Düşler, düşler, düşler.

 Dil, din, yaş, ırk, cinsiyet...
Hiçbir yafta önem teşkil etmez hayallerde. 
İhtiyaçtan ya da büyüsünden dolayı yaratılır onlar insanların kendine özel dünyalarında. 
Düşüncesi bile yeterlidir sahibini mutlu etmeye. 
Üstüne bir de gerçekleşse...


Kırmızı karavan...
Kırmızı bir kamyon hayalinin zamanla mutasyona uğrayarak vardığı nokta.
Sahibesini özgür, huzurlu ve mutlu kılan küçük bir hayal. 
Tüm dünyayı dolaşabileceği, içinde büyüttüğü insan sevgisine sevgi ekleyebileceği mütevazi bir dilek.
Katlar, yatlar değil küçük kırmızı bir karavan Dayatılan'ın gönlündeki.

Onun özlediği, 
küçüklüğünden beri hayalini kurduğu dünyaya açılan bir kapı aslında karavanının kapısı.
Aldığı yollar da aslında telafisidir, onun yıllardır yaşamak isteyip de yaşayamadığı hayatının.
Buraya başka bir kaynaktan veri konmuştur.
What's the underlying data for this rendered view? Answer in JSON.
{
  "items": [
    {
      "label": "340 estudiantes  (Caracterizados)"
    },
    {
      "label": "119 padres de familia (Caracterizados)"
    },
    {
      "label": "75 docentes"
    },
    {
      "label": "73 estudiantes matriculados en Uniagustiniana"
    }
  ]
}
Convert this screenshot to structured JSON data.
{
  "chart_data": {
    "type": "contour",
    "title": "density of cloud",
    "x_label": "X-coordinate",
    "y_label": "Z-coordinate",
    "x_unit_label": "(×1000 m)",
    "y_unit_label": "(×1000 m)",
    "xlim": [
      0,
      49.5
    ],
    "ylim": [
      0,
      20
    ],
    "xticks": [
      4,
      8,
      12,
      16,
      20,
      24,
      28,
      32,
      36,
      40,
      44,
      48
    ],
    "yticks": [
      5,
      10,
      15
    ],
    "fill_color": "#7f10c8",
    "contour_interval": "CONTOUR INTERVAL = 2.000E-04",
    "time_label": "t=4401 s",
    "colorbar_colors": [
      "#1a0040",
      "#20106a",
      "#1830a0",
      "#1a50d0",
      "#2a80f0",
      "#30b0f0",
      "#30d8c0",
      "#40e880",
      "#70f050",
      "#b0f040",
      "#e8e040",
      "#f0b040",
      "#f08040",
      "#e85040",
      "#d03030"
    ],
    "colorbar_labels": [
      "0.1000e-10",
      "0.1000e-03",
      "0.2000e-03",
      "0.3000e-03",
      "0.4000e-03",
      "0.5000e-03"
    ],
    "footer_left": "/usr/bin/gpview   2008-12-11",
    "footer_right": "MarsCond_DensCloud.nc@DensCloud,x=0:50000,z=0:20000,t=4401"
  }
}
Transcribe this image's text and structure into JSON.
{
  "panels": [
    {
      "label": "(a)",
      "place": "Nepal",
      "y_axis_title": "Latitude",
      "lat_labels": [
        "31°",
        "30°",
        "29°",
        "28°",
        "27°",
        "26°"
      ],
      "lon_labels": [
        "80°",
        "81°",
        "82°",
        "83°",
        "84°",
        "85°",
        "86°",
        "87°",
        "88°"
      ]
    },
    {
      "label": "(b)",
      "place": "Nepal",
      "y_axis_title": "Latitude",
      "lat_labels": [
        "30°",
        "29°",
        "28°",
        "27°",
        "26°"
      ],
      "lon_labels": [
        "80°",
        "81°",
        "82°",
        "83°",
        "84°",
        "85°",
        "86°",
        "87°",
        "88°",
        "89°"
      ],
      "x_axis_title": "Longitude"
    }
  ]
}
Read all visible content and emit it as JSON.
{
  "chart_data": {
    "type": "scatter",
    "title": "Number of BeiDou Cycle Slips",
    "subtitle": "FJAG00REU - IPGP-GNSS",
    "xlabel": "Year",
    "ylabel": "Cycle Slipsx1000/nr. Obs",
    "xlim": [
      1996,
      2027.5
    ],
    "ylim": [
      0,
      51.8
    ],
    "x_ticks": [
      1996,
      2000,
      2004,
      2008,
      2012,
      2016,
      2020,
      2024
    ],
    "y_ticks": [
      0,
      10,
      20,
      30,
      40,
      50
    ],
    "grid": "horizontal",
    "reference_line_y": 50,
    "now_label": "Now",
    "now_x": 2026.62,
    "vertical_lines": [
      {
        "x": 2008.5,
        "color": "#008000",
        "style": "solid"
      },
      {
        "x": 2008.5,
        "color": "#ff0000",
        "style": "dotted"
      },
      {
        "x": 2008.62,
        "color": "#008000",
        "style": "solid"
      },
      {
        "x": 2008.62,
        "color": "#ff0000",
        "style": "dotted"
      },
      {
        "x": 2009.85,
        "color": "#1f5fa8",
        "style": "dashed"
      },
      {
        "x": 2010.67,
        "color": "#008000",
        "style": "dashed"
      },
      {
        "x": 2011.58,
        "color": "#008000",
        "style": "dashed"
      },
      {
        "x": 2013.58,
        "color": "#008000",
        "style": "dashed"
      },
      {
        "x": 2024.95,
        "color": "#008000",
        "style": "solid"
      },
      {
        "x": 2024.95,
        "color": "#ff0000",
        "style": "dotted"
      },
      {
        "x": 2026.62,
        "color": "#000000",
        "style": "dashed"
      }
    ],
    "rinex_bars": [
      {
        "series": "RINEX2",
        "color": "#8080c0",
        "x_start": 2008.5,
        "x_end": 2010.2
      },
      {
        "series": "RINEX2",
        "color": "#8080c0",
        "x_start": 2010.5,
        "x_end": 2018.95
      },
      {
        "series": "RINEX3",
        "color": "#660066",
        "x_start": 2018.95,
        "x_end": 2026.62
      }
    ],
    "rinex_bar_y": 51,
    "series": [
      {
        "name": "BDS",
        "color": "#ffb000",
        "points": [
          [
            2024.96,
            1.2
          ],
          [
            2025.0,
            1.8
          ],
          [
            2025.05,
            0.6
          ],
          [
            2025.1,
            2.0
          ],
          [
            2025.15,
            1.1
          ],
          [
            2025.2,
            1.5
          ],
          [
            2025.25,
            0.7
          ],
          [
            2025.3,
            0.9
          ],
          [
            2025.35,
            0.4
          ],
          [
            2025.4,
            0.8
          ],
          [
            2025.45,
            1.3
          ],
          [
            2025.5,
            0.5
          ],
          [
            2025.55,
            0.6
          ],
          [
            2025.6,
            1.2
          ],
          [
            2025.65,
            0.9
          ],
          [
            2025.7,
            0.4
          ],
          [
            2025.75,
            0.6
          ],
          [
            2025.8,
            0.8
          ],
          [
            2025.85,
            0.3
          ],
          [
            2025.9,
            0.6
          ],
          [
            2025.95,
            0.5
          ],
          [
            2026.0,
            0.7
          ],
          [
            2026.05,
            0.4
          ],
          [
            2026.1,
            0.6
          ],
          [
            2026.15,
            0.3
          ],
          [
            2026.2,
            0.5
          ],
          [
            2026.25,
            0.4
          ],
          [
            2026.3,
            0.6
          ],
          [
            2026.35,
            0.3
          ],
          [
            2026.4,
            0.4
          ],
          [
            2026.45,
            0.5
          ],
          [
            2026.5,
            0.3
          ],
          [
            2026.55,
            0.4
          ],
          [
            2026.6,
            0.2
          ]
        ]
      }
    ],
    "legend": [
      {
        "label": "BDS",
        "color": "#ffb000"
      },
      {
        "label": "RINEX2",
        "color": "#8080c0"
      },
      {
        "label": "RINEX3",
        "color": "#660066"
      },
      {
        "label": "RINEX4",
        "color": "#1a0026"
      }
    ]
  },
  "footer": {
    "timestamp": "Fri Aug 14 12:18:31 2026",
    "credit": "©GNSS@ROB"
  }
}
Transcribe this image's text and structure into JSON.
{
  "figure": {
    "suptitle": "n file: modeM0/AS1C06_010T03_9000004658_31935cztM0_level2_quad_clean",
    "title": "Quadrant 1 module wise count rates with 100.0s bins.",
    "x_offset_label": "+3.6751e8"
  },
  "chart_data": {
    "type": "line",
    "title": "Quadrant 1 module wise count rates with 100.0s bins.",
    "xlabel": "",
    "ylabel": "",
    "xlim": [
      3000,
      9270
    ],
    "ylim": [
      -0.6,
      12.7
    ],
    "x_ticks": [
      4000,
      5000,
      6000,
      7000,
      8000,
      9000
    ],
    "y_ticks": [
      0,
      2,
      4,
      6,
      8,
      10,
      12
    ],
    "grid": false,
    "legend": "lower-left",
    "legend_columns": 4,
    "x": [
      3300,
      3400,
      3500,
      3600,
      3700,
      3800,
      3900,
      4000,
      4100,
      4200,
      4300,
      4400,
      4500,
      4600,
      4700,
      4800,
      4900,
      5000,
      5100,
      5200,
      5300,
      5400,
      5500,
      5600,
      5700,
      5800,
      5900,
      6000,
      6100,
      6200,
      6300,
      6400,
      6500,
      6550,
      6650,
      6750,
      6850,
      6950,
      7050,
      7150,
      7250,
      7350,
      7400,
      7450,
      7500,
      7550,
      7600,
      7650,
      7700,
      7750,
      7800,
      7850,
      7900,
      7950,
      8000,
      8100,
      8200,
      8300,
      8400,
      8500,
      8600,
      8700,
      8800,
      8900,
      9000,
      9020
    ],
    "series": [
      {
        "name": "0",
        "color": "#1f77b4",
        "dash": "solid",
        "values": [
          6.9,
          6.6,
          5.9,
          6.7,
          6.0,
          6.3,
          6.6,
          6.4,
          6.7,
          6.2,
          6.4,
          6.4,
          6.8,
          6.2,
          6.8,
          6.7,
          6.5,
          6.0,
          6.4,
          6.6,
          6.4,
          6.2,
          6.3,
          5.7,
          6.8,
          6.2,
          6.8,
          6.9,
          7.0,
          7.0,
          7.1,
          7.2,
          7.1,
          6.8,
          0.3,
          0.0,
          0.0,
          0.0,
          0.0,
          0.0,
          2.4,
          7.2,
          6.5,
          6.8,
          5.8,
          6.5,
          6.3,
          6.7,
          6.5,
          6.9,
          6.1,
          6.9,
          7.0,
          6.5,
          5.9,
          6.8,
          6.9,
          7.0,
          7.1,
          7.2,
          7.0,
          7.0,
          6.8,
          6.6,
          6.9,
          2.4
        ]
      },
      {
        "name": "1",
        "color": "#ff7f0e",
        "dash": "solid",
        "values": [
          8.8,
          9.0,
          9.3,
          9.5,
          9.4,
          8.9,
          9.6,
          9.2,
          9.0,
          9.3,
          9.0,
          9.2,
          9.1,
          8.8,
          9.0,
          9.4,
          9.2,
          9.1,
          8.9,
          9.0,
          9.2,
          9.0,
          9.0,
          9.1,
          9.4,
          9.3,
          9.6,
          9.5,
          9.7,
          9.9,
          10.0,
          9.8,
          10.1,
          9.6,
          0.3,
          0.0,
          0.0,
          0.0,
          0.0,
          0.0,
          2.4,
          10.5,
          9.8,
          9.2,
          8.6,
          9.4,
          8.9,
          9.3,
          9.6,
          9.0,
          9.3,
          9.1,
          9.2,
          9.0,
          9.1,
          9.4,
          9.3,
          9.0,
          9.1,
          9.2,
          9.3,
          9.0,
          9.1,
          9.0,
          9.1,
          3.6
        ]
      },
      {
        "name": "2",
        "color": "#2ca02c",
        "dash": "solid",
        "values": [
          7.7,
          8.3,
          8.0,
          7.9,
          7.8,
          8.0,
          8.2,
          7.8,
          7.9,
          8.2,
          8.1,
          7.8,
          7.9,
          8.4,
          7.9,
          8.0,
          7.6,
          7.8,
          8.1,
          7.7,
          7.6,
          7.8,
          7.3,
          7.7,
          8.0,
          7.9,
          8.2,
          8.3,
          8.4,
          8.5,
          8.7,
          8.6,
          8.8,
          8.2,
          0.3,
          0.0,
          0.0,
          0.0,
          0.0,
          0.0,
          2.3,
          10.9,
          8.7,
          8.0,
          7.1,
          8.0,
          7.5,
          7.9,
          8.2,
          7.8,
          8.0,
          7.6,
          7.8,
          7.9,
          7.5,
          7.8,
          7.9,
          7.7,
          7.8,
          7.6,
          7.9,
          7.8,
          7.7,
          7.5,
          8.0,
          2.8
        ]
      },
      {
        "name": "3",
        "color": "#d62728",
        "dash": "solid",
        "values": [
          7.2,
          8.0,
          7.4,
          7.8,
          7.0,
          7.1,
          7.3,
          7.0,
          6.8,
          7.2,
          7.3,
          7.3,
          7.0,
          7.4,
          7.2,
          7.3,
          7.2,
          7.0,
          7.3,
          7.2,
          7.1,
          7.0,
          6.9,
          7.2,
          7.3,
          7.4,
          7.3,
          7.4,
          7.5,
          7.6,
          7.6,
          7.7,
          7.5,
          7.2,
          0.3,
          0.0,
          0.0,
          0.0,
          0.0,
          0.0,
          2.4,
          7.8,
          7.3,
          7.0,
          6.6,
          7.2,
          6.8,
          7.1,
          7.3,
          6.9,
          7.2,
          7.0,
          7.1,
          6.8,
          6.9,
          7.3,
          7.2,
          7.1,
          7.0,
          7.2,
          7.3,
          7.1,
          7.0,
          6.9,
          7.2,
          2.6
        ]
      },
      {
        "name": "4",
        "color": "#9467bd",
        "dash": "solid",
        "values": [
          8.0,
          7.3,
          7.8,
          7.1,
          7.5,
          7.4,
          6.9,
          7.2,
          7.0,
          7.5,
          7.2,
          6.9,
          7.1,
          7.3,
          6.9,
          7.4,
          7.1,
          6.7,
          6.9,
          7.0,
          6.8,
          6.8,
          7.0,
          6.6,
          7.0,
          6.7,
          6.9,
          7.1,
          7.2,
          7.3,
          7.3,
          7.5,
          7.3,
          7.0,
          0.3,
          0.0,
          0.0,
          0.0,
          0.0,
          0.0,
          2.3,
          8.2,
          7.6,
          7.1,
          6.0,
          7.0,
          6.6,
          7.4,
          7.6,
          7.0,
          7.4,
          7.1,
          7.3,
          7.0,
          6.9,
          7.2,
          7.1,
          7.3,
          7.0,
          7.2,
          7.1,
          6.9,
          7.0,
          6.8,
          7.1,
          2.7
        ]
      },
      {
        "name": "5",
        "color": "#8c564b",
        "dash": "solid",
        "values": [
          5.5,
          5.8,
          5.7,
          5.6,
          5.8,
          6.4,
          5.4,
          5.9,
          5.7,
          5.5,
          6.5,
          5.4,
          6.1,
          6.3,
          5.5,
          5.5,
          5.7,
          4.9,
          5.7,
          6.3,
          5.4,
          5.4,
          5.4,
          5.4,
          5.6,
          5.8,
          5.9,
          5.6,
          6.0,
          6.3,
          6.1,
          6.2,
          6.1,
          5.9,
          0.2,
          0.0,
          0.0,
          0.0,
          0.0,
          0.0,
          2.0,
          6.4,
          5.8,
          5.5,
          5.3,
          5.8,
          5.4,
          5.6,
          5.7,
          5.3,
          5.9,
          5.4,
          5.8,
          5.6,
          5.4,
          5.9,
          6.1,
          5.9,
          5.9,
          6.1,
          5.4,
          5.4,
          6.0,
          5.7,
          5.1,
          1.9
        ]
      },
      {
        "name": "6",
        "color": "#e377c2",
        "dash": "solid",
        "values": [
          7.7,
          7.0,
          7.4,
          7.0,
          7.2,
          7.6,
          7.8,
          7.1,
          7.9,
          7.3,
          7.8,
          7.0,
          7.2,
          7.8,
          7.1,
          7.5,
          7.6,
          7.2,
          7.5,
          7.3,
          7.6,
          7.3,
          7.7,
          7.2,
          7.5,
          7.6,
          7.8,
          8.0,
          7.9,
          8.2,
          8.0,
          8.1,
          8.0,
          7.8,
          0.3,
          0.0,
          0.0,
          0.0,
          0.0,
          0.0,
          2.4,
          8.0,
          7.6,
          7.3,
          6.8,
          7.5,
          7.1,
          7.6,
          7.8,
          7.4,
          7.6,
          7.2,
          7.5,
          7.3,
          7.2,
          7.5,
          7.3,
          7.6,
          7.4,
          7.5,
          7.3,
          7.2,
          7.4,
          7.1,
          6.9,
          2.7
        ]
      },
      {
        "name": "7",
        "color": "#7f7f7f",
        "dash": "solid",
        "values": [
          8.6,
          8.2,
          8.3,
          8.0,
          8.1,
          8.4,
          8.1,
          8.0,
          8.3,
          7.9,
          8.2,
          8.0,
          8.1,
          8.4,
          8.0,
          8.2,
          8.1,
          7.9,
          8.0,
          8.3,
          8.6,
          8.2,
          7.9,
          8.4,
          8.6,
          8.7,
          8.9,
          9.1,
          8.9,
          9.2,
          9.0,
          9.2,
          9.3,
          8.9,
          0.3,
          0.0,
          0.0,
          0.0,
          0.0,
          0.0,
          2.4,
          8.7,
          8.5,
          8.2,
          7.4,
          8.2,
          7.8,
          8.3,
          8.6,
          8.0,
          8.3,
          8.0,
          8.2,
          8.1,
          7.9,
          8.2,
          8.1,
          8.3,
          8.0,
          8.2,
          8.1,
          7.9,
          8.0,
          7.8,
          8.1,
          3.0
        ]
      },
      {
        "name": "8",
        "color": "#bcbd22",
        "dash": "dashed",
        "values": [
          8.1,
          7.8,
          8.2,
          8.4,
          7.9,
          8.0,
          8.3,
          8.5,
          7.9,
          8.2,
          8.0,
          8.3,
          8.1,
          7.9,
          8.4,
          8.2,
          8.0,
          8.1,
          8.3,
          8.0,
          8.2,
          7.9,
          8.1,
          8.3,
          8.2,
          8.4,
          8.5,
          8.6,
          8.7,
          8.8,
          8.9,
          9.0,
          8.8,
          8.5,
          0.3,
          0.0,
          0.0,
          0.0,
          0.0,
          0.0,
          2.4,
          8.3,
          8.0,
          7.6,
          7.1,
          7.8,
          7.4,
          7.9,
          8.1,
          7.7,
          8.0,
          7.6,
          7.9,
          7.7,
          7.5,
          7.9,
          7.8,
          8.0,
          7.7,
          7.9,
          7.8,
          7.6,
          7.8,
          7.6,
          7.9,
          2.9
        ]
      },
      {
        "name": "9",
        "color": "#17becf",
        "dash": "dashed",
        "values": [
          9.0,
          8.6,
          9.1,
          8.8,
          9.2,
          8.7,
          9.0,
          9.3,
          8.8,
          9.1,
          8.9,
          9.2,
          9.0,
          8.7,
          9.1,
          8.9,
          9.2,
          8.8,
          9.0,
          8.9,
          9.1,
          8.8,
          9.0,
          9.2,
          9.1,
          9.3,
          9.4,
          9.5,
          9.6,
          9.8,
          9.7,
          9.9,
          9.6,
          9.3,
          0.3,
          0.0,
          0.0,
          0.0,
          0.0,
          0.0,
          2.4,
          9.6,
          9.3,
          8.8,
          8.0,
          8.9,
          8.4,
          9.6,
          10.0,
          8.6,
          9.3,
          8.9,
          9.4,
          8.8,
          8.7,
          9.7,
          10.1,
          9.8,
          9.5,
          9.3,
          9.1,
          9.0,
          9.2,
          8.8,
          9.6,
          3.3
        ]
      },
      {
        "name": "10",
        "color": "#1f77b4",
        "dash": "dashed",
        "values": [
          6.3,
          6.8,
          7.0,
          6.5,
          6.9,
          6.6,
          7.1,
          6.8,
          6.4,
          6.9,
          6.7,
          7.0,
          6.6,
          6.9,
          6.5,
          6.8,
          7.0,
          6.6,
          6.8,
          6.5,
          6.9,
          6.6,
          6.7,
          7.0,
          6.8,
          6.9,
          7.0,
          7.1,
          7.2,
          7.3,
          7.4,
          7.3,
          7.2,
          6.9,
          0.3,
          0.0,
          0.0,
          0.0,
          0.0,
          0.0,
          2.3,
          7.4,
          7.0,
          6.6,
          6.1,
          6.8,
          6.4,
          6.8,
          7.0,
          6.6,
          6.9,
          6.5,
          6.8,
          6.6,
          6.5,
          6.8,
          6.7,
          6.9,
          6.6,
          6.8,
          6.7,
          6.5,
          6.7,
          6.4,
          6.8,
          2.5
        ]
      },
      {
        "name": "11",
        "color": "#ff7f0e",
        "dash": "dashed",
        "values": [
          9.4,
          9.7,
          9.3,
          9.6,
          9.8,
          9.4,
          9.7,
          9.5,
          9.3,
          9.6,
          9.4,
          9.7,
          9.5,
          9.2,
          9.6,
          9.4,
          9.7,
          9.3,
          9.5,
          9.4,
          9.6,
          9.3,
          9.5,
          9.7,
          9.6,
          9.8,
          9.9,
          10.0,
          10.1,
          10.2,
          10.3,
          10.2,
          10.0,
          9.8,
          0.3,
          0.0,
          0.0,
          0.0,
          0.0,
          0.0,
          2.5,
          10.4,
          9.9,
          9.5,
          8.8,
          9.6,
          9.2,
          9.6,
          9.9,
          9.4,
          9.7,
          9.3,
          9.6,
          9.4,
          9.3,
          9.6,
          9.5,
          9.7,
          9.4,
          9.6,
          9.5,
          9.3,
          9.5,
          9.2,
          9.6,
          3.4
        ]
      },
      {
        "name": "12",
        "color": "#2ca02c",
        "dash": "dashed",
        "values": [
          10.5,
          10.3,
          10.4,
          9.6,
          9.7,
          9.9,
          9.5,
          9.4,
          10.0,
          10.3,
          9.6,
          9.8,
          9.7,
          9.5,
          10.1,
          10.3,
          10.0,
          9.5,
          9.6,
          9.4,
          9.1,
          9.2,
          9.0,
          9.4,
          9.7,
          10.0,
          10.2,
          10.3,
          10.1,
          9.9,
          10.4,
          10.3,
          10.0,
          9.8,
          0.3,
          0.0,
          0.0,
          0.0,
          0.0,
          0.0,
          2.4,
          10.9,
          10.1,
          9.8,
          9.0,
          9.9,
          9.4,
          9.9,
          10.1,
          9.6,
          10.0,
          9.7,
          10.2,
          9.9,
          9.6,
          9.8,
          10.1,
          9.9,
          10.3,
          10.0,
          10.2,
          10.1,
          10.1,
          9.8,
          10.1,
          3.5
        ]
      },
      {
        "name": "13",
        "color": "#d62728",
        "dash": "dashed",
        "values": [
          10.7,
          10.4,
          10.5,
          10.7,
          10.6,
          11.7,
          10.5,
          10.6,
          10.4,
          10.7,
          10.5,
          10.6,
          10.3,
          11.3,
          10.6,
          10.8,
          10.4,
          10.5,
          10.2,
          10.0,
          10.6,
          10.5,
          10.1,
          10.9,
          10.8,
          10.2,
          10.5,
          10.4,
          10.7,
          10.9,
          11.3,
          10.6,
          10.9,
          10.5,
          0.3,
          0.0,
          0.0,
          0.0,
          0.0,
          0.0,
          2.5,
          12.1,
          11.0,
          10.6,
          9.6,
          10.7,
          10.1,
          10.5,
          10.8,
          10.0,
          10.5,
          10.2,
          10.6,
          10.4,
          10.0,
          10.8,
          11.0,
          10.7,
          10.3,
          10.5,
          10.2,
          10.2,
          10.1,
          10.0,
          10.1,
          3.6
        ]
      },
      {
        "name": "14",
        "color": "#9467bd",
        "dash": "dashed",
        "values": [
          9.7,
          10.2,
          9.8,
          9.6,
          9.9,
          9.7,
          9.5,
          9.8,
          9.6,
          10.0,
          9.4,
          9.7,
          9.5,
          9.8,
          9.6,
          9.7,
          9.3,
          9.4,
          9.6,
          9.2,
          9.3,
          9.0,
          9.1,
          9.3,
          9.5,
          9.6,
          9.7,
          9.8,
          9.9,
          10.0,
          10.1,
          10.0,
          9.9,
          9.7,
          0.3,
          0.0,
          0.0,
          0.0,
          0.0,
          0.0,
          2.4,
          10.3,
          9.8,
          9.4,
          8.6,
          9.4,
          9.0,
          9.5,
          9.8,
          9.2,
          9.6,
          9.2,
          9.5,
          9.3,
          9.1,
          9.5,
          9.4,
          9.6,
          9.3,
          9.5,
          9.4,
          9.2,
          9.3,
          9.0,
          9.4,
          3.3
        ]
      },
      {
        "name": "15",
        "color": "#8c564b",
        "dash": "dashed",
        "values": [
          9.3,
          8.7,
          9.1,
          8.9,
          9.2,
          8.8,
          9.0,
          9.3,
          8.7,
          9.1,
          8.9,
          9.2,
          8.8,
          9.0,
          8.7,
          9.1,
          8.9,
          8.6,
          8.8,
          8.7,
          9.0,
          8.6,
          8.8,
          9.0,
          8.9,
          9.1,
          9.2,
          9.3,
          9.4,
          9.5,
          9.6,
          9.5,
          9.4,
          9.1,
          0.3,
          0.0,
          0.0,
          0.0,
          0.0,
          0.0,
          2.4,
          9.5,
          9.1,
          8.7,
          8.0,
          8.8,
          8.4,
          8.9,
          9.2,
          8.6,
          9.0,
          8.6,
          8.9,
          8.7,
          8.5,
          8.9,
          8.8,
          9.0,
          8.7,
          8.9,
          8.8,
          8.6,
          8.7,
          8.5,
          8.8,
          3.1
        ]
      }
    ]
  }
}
Hayali bile güzel kırmızı karavanın
Hayali bile güzel, ona kırmızı bir karavan vererek yüzünde oluşturacağım tebessümün.
...

Onun "Bazen, hayaller kurdum çocukken..." yazısını okuduğum an, 
 tüm kalbimle keşke ona bu hayalini yaşatabilsem dedim. 
Dedim ve dememle birlikte, 
kırmızı karavan hayali bana da bir hayal kazandırdı.
Dayatılan'ı mutlu etme hayali.
...
Şimdi ona bu "Kırmızı Karavan"ı hediye etmek istedim. 
Minik cüsseli ve elindeki tek gücü kelimeleri olan bir kızın yapabileceği kadarıyla,
çok sevdiğim blogumdan çok sevdiğim bir blogger arkadaşıma yazdığım bu satırlarla..
Elle tutulur bir karavan ortada yok 
ama 
yazdığım birkaç satır ve birkaç kare fotoğrafla belki mutlu olur o da

Dayatılanla Yaşayan'ın Kırmızı Karavanı
Gittiğin yerlerden bize kart atmayı unutma (gülücük)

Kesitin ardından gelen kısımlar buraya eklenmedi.